Provide amazing support and your customers will stick around and perhaps even rave about your startup business. Everyone knows this. Unfortunately your “amazing support” has no marketing advantage. Every other competitor claims to have the same amazing support. Every customer has been burnt too many times to believe it at face value. No growth-hacking opportunities here.
So, we looked at this in our startup business and realized that with 50 or so support tickets being answered every day. We were creating at least five pieces of detailed, unique content.
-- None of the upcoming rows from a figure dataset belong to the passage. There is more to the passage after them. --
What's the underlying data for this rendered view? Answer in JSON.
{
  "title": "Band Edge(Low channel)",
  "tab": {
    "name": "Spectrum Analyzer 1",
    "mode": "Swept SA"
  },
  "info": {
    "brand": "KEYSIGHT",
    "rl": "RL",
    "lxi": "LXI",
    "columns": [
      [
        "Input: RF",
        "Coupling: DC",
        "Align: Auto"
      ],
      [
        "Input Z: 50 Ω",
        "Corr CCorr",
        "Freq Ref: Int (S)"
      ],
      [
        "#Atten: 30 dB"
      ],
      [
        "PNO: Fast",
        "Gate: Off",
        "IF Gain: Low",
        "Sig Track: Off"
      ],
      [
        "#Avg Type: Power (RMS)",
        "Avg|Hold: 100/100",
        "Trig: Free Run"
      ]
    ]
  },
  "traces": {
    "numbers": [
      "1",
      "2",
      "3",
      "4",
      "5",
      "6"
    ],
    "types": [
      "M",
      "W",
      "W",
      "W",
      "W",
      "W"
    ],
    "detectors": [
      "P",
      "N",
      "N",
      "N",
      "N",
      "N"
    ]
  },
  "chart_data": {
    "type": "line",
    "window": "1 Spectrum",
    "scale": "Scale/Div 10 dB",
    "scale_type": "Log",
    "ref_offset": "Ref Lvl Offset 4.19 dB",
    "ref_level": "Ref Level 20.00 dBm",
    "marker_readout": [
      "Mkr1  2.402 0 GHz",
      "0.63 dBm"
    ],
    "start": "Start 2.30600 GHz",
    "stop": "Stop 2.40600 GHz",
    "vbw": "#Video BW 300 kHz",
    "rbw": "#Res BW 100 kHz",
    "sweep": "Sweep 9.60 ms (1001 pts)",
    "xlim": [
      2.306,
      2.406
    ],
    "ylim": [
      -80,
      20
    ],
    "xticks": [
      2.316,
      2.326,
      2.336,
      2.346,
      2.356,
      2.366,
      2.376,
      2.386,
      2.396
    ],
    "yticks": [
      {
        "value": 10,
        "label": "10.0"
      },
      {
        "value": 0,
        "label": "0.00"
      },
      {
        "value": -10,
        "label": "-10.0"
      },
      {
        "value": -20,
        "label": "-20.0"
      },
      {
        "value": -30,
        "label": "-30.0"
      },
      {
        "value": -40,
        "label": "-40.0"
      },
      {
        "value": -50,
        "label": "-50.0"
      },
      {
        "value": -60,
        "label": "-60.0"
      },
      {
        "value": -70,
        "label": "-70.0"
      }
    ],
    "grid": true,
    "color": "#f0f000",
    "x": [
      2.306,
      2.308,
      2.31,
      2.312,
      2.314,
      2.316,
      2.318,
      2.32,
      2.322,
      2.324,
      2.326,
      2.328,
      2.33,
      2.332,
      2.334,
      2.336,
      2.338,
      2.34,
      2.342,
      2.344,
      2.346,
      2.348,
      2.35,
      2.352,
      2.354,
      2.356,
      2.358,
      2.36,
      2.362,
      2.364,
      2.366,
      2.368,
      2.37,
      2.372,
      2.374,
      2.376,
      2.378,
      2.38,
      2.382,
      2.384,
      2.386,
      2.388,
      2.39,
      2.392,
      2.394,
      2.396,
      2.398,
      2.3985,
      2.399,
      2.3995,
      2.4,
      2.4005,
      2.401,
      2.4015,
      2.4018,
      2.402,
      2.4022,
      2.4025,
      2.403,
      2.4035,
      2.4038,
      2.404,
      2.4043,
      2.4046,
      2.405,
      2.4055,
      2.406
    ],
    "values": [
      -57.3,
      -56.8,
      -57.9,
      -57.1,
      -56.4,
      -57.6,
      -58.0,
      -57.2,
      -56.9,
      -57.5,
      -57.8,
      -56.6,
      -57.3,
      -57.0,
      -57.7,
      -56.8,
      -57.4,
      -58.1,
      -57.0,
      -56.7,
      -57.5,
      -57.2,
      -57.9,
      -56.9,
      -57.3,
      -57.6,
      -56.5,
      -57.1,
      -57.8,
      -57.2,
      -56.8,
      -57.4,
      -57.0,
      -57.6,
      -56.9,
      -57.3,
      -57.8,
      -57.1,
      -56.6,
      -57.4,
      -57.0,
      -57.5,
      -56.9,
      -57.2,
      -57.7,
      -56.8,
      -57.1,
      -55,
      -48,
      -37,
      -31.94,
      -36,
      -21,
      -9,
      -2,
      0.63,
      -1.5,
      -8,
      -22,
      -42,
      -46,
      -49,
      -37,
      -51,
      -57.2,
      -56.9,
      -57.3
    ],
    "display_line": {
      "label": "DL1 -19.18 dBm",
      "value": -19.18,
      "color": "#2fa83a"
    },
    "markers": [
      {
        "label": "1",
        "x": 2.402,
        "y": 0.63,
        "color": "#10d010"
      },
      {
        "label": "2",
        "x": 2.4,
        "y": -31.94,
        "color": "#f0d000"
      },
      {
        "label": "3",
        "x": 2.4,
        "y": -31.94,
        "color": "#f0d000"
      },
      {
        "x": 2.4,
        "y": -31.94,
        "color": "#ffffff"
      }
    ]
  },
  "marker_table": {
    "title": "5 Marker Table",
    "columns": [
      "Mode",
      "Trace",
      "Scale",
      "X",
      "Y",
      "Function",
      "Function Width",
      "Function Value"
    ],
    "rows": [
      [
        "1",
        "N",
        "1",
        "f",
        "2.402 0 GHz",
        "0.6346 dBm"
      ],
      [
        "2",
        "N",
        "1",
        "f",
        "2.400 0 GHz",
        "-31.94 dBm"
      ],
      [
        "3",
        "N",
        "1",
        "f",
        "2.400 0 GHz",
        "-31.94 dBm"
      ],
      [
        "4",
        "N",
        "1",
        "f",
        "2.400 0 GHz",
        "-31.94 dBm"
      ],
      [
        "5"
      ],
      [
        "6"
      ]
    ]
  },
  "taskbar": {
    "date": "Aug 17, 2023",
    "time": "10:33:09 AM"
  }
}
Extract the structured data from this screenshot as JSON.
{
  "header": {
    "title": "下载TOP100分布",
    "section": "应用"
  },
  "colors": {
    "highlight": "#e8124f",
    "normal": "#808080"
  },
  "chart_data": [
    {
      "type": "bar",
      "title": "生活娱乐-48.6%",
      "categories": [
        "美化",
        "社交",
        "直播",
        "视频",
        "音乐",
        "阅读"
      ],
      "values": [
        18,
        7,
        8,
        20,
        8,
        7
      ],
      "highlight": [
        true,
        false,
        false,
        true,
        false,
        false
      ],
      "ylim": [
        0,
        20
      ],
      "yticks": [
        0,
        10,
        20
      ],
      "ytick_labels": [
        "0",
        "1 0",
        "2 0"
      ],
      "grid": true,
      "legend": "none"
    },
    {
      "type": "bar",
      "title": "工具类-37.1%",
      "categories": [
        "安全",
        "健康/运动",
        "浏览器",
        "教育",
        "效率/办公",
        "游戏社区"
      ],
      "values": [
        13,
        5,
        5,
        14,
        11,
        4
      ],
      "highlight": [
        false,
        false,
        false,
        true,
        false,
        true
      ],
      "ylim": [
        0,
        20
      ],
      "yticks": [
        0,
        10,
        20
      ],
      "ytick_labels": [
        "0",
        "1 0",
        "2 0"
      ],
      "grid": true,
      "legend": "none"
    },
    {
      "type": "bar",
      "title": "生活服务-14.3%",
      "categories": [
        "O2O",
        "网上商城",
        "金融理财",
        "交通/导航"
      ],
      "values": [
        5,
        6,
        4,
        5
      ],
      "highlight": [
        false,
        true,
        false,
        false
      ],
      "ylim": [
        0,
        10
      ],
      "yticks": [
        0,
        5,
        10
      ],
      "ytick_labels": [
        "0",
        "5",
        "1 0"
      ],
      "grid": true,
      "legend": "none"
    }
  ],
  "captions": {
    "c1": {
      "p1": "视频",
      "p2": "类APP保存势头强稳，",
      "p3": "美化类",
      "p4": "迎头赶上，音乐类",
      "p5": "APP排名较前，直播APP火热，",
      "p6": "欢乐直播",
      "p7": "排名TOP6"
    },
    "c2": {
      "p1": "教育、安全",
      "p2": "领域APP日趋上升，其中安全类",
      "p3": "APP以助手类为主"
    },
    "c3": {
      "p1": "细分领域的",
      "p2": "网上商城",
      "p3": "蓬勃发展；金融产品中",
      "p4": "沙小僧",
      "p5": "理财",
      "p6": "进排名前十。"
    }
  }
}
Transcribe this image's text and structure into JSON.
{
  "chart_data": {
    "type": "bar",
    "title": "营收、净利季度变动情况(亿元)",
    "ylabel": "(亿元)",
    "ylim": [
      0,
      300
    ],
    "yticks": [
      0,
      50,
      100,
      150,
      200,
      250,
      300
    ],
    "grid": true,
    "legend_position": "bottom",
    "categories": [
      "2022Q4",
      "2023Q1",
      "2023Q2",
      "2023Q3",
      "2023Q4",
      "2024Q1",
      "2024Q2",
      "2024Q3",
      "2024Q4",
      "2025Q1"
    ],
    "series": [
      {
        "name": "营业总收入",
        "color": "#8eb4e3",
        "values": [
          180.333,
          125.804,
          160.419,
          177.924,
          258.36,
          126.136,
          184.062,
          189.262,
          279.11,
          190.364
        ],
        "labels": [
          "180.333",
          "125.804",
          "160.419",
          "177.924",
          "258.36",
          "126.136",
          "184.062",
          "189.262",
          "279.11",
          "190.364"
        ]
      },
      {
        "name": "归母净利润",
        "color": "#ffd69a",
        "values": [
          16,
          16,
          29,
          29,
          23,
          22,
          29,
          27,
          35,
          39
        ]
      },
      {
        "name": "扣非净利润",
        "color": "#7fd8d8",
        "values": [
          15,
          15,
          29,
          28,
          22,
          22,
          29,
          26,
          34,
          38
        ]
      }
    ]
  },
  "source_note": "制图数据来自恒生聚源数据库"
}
For example, a marketing firm might ask for some help in segmenting their customers by project value and industry type.
One of our support team would have produced a detailed response, included some images, and possibly even thrown together a quick screencast. Click send, the customer is happy, end of story. Except there is more value to be had here.
Spend two minutes to remove any confidential information, and five minutes to edit and throw in some keywords, and that same email can be recycled and posted to a dedicated section on your marketing site.
Once the process is set up and working, just let it run in the background. Five pages of unique content per day, and 25 new pages per week give you 5,000 pages of low-cost content by the end of the first year.
From our Google Analytics I can tell you that our worst-performing pages generated two unique visitors for the month of August. Extrapolate this out and at the end of year 1 we’re pulling in an extra 10,000 visitors with minimal extra work.
I know that for every 60 users of our product, we will have one person who becomes a true and vocal believer. They get right behind what we’re doing, interact on our blog, and help out other customers. These champions drive your community and are your WOMs (word-of-mouth).
Except we realized our champions were humans too. After a while, they’d get bored and move on to the next thing. And really, while they were championing for us, we didn’t really put any effort into directing their energies beyond our community forums.
We had built a legion of champions but left them to find their own battles to fight. With a little bit of extra effort, we could put in place a simple process to not only point our army to the battles that matter but also publicly recognize and reward those champions at the same time.
This system of advocate marketing works a lot like airline miles. Invite your customers to register for your “champions” community. Set challenges to help market your product, reward points on completion and allow those points to be redeemed for gifts and product bonuses.
We armed ourselves with AdvocateHub by Influitive. We named our army the WORK[etc] Insiders and took the concept further by having all beta releases available exclusively through our Insiders program. This means that our champions, who are also the heaviest users of WORK[etc.], get to try out the new features before anyone else. And because they are heavy users, we know their feedback is going to be valuable.
The result? Our customers are out in force spreading our product message, helping other customers, and contributing to product development – all for significantly less cost than any other formal marketing we’ve undertaken.
It’s good to dream big, but don’t make the mistake of thinking that solving the first part of the equation is the silver bullet for success. You need to hack the heck out of the entire customer lifecycle to get the most out of the effort you put into it.